Dadaab is a city in eastern Kenya that is home to the largest refugee camp in the world. The camp is built to handle 90,000 people, and it currently holds over 450,000. As you might imagine, the conditions are atrocious. Overcrowding, food shortages, no amenities to speak of. To call this a hopeless place is really an understatement, and it is one of four similar refugee camps in this impoverished African country.

The amazing thing to consider, however, is that as bad as the conditions in the camps are, the Kenyan government has been forced to close its border to refugees from neighboring countries like Sudan and Ethiopia as a result of the sheer numbers of people fleeing those areas.

In neighboring Somalia, the drought is a famine beyond imagining. Tens of thousands of Somalis have died of starvation in the past month.

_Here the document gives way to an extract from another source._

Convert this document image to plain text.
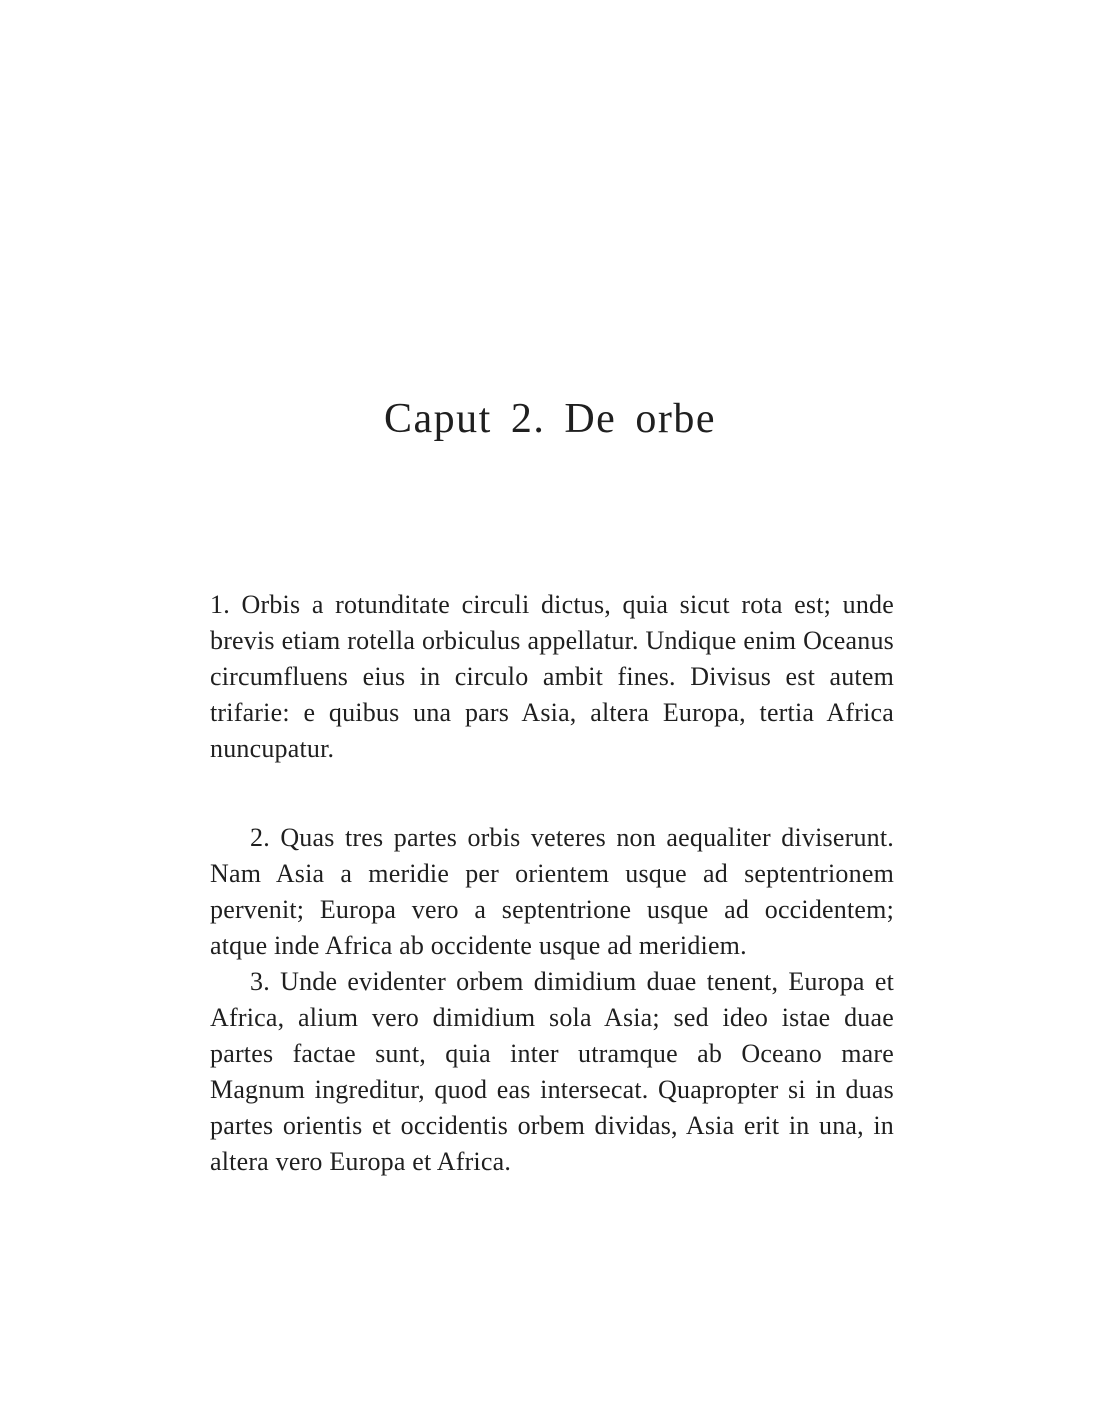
Caput 2. De orbe

1. Orbis a rotunditate circuli dictus, quia sicut rota est; unde brevis etiam rotella orbiculus appellatur. Undique enim Oceanus circumfluens eius in circulo ambit fines. Divisus est autem trifarie: e quibus una pars Asia, altera Europa, tertia Africa nuncupatur.

2. Quas tres partes orbis veteres non aequaliter diviserunt. Nam Asia a meridie per orientem usque ad septentrionem pervenit; Europa vero a septentrione usque ad occidentem; atque inde Africa ab occidente usque ad meridiem.

3. Unde evidenter orbem dimidium duae tenent, Europa et Africa, alium vero dimidium sola Asia; sed ideo istae duae partes factae sunt, quia inter utramque ab Oceano mare Magnum ingreditur, quod eas intersecat. Quapropter si in duas partes orientis et occidentis orbem dividas, Asia erit in una, in altera vero Europa et Africa.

It’s a situation not likely to get better anytime soon due to the ruthless oppression from the Islamist militants of al-Shabab, who won’t let aid workers come in or their own people flee. Despite the risk of being killed or raped along the way, however, starving Somalis have been attempting the hundred mile journey from their own country into Kenya across a closed border just for a chance of getting into one of the overcrowded and miserable Kenyan refugee camps such as Dadaab.

It sort of puts the irritation from having a slow computer in perspective, right?

1 comment:

Jon Gaiser said...

I'm sure I speak for many Americans when I say the reason I don't think too much about the troubles the rest of God's children suffer is simply because it hurts too much. Much of that pain comes from the fact there is little I can do about it. These poor people are the victims of organized crime posing as government. They have not, because what they had has been taken. The reason I am posting is only to help answer the question, "Why does God make us suffer?" with the answer that He does not. We suffer at the hands of men.